BMJ 2011; 343 doi: https://doi.org/10.1136/bmj.d7411 (Published 15 November 2011) Cite this as: BMJ 2011;343:d7411
  1. Susan Mayor
  1. 1London

Overharvesting of one of the trees that are sources of paclitaxel, a chemotherapy drug used to treat several cancers, has led to its classification as endangered in the latest global list of threatened species, published last week.

The tree, Taxus contorta, a yew that grows in Afghanistan, India, and Nepal, has been classified as endangered by the International Union for Conservation of Nature and Natural Resources, a non-profit organisation funded by governments and other organisations, in its latest “red list” of species at risk of extinction.

Its conservation status has changed from vulnerable to endangered because the estimated global population has declined by more than 50% (but less than 80%) in the past 30 years, explained Philip Thomas, research officer for the International Conifer Conservation Programme at the Royal Botanic Garden Edinburgh and leader of the group that analysed conifer numbers for the latest red list.

Paclitaxel, originally given the generic name taxol, was first discovered in the bark of the Pacific yew tree (Taxus brevifolia) by a US National Cancer Institute researcher in the 1960s, before being developed commercially. It inhibits mitosis so is used to stop cell division in the treatment of a range of cancers, including breast, lung, and ovarian cancers.

Several drug companies have developed methods to manufacture taxanes that do not rely on harvesting yew trees. For example, Bristol-Myers Squibb produces paclitaxel (which it markets as Taxol) by using a Taxus cell line propagated in aqueous medium in large fermentation tanks. However, some drug companies in India and China still use the tree as a source of paclitaxel, Dr Thomas explained.

“In areas where exploitation for taxol production is the primary threat [to Taxus contorta], then the establishment of plantations of cultivated trees is probably the only long term solution unless the development of ‘artificial’ methods (such as cell fermentation) becomes more widespread,” he said.

Craig Hilton-Taylor, manager of the red list unit at the International Union for Conservation of Nature and Natural Resources, said, “The harvesting of the bark kills the trees, but it is possible to extract taxol from clippings, so harvesting, if properly controlled, can be less detrimental to the plants.”

The tree’s decline is also linked to increased harvesting as a result of fuel shortages, population increases, and poverty. “These are very complex issues that require a range of strategies which would include reforestation work and better management of protected areas,” Dr Thomas said.

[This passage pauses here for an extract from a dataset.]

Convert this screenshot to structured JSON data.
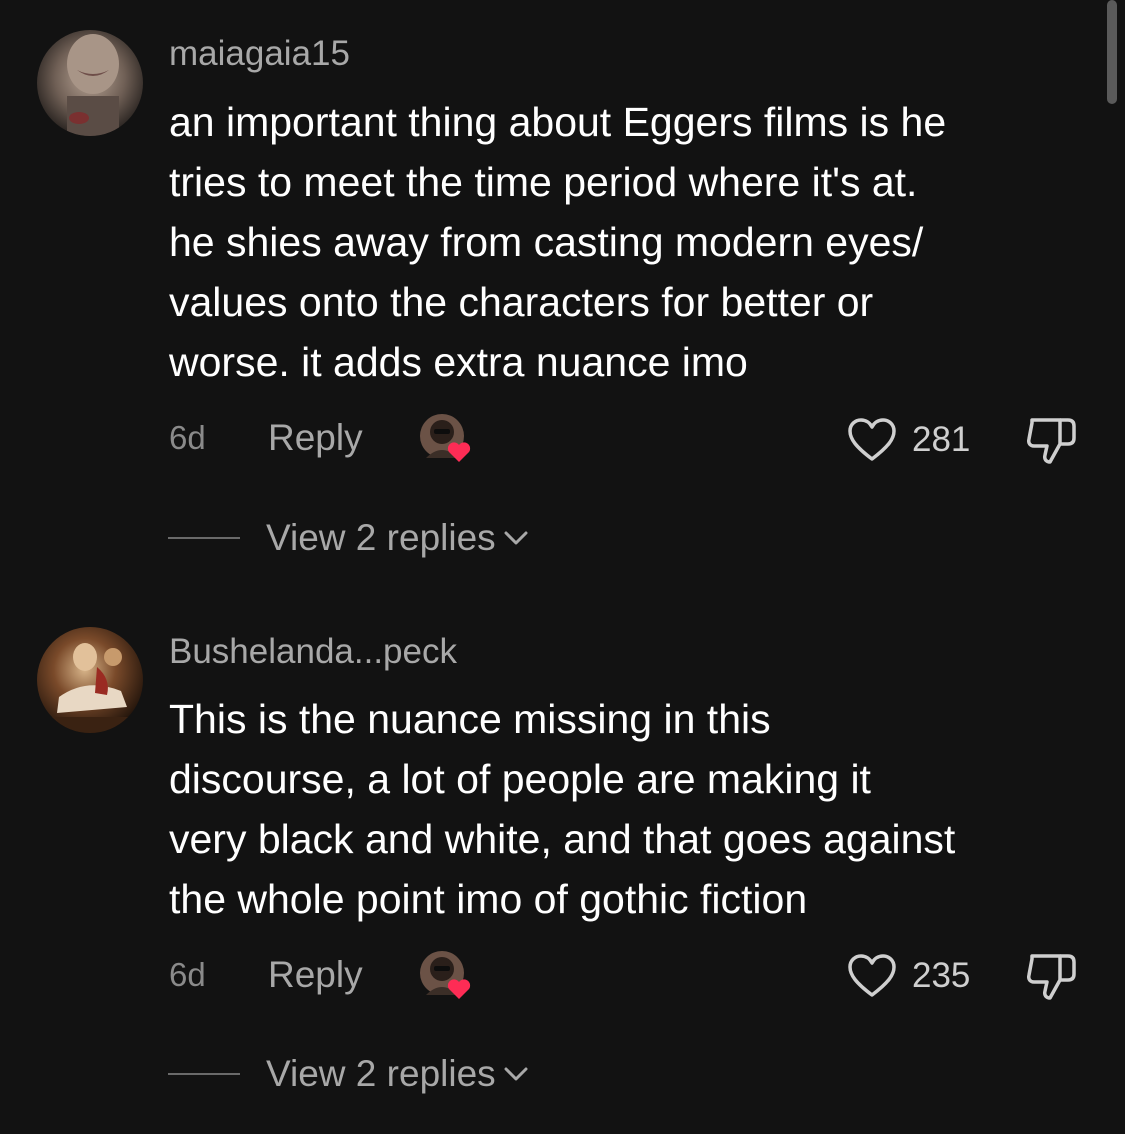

The red list provides the most authoritative survey of the planet’s species. In the latest list more than 9000 species of animals and plants are classified as critically endangered or endangered. It was first published in 1963 as a report on the conservation status of species globally, highlighting those threatened with extinction. Over the years it has evolved to become a standard for conservation assessment on the basis of the most accurate information available.